Hugging Face Hub's search interface (huggingface.co/models) filters >200k models by task (text-generation, image-classification, sentiment-analysis), framework (pytorch, tensorflow), language, and license. Programmatic discovery via huggingface_hub.list_models() enables filtering by ModelFilter(task="text-generation", library="transformers", sort="downloads", direction=-1); this returns popular models first, useful for finding well-maintained alternatives to obscure checkpoints. The Hub's metadata — download counts, last update date, model card completeness (scored 1–5 stars) — indicates active maintenance; models with <100 downloads or no update in 6 months are likely abandoned. Advanced search using Hugging Face API's full-text search (q="legal document classification") finds domain-specific models; combing search results with license filters (license="apache-2.0" or license="mit") identifies permissive models suitable for commercial deployment. Hub's leaderboards (e.g., Open LLM Leaderboard) rank models by benchmark performance, surfacing SOTA checkpoints; LMSYS Chatbot Arena provides crowdsourced rankings of instruction-tuned models, more reflective of real-world performance than standardized benchmarks.
The huggingface-cli command-line tool provides efficient model management: huggingface-cli model-info meta-llama/Llama-2-7b-hf prints full metadata including architecture, training data, quantization status, and license; huggingface-cli download meta-llama/Llama-2-7b-hf --include "*.md" downloads just the model card and README for quick review. Model cards (standardized markdown files in each repo) document intended use, training procedures, known limitations, and benchmark results — required reading before deployment. Well-maintained models include PyTorch and SafeTensors versions, detailed README with code examples, and community discussions; poor-quality repos lack these signals. The Hub CLI enables headless bulk operations: for model in $(huggingface-cli list-models --filter text-generation); do huggingface-cli scan-model $model; done automates compliance scanning across a model set.
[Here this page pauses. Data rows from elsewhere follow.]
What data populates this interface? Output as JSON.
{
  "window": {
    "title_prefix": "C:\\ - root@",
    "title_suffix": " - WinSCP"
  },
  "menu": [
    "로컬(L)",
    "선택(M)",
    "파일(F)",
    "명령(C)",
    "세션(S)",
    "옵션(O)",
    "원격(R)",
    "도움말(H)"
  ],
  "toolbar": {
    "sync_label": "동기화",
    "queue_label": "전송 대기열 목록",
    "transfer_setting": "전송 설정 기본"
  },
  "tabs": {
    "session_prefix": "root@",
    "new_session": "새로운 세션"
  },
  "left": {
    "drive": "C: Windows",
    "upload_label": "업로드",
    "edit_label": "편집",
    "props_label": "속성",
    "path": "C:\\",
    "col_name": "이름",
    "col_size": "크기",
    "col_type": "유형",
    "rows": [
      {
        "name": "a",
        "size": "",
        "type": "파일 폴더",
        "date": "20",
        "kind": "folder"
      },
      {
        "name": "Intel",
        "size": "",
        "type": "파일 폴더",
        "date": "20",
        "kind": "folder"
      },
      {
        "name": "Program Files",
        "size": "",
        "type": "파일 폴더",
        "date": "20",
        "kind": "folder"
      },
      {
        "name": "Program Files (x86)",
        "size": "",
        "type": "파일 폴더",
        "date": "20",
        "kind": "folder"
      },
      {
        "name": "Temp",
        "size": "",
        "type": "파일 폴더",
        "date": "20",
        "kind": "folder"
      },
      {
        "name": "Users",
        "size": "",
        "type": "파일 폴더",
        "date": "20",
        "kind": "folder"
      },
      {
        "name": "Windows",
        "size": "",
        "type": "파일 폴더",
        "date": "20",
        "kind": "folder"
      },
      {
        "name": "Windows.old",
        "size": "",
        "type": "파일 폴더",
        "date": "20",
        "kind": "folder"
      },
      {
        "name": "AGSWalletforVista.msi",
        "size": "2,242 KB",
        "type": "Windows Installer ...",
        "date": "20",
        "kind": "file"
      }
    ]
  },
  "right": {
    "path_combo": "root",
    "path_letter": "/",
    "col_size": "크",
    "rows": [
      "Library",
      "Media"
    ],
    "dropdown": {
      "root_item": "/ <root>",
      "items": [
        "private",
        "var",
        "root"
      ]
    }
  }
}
Integration with Git LFS (Large File Storage) enables efficient versioning: a model repo with 40 versions (fine-tunes, patches) uses <1GB local storage with sparse checkout; git clone --depth 1 --filter=blob:none --sparse followed by git sparse-checkout set . downloads only the latest revision, essential for CI/CD pipelines.
Hugging Face models are cached in ~/.cache/huggingface/hub by default; setting HF_HOME=/mnt/fast_ssd redirects cache to faster storage during iterative development. For production inference, copying the entire model to local storage eliminates network latency: python -c "from transformers import AutoModel; AutoModel.from_pretrained('meta-llama/Llama-2-7b', cache_dir='/model_cache')" pre-populates the cache, avoiding lazy loading on first inference request. Offline mode (export HF_DATASETS_OFFLINE=1; HF_HUB_OFFLINE=1) uses only cached models, critical for air-gapped deployments; missing models raise informative errors instead of attempting network access. For teams, configuring huggingface_hub.HfApi(token="hf_xxx", endpoint="https://hub-internal.company.com") uses private Hub instances (Hugging Face Enterprise) for access control and audit logging. Cache statistics are queryable: python -c "from huggingface_hub import scan_cache_dir; info = scan_cache_dir(); print(f'Total cache: {info.total_size_human}')" shows cache size and unused models; periodic pruning (remove revisions not accessed in 30 days) conserves disk space in shared cluster environments where dozens of models are cached.